DNA methylation on CG sequences is a chemical modification of DNA that is essential for human embryonic development. The DNA methyltransferase DNMT1 plays a central role in this process. The enzyme uses a spectacular base flipping mechanism, the basics of which are not well understood. An international research team led by Prof. Albert Jeltsch from the Institute for Biochemistry and Technical Biochemistry (IBTB) at the University of Stuttgart used biochemical and structural biological experiments to clarify the dynamic processes involved in this process.
In 1993 it was shown for the first time that DNA methyltransferases partially destroy the DNA double helix structure discovered by Watson and Crick in 1953 in the course of their catalyzed reaction, because the cytosine base to be methylated is flipped out of the DNA helix. The guanine, originally forming a base pair with the cytosine, is left behind in the DNA helix, which leads to dynamic structural changes in the DNA, which, however, have not yet been systematically investigated.
A team led by Prof. Albert Jeltsch from the University of Stuttgart was able to measure the DNA methylation rate of DNMT1 methyltransferase on thousands of DNA sequences containing CG target sequences using a new method. It was shown that the sequence environment has a significant influence on the enzyme activity.

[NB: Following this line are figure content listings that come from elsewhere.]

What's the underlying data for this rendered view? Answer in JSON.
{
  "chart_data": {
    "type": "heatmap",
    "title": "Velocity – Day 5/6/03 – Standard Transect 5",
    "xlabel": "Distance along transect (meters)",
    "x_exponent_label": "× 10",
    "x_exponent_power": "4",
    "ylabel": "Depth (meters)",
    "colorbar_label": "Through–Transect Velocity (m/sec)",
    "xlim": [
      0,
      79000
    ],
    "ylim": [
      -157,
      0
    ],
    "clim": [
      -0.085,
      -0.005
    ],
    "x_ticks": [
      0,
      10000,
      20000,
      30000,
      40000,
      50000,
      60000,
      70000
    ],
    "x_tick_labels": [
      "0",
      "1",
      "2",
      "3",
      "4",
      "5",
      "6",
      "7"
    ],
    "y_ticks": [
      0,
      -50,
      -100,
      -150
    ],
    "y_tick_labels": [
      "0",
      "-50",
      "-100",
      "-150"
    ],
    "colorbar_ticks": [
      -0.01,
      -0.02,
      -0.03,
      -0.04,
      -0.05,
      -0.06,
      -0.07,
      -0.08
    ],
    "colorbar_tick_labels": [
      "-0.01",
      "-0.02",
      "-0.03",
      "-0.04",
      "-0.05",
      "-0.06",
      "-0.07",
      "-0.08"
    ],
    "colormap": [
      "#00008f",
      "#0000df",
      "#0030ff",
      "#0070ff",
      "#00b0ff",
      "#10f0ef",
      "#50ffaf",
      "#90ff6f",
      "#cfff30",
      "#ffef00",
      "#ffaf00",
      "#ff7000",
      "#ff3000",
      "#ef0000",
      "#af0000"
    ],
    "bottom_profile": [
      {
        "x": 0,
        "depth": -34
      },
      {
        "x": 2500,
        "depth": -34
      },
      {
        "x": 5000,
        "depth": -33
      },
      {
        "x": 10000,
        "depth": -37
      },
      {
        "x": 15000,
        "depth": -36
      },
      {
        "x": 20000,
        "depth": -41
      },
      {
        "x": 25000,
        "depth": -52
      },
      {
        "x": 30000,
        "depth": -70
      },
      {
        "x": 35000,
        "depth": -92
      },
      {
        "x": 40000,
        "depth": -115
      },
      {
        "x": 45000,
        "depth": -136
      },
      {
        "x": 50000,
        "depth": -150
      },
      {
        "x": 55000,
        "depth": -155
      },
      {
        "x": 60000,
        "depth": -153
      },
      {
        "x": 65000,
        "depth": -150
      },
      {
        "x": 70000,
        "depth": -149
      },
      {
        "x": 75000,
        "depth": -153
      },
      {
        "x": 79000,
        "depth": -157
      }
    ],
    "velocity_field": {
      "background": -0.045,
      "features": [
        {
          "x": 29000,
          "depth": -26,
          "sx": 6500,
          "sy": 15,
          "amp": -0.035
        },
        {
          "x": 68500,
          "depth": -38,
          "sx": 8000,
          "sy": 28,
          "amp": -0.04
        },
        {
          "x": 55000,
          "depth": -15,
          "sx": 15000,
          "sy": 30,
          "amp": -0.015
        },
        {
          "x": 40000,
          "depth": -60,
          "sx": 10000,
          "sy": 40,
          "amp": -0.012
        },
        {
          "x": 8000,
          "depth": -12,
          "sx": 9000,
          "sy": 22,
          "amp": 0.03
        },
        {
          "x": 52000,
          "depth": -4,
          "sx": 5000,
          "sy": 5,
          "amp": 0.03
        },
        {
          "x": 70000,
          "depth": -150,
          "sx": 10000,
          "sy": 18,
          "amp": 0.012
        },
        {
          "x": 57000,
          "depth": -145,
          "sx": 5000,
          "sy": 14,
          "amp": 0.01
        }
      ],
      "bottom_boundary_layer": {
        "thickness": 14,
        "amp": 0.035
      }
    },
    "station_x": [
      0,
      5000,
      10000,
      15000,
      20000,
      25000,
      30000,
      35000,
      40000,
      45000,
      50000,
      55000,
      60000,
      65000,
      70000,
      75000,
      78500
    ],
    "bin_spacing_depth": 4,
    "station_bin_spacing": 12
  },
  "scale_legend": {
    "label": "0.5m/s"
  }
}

In cooperation with a group from the University of California, structures of DNMT1 with different DNA sequences could be solved, which show that the structural changes of the DNA after base flipping depend directly on the neighboring DNA sequence, and these effects also control the turnover rate of DNMT1 . Complexes with minor structural changes showed a high turnover rate, while a complex with a massive structure change showed a slow turnover rate.
With the help of modeling experiments and simulations in cooperation with the group of Prof. Radde from the University of Stuttgart, the mechanism of the reaction could be described in more detail. Further experiments showed that the DNA methylation pattern in human cells and also the effect of DNMT inhibitors used in cancer treatment are strongly influenced by the sequence dependence of DNMT1 activity. "It is fascinating to see how dynamic processes in biomolecules at the atomic level are reflected in global properties such as genome-wide DNA methylation patterns in human cells and the effects of drugs," says Jeltsch.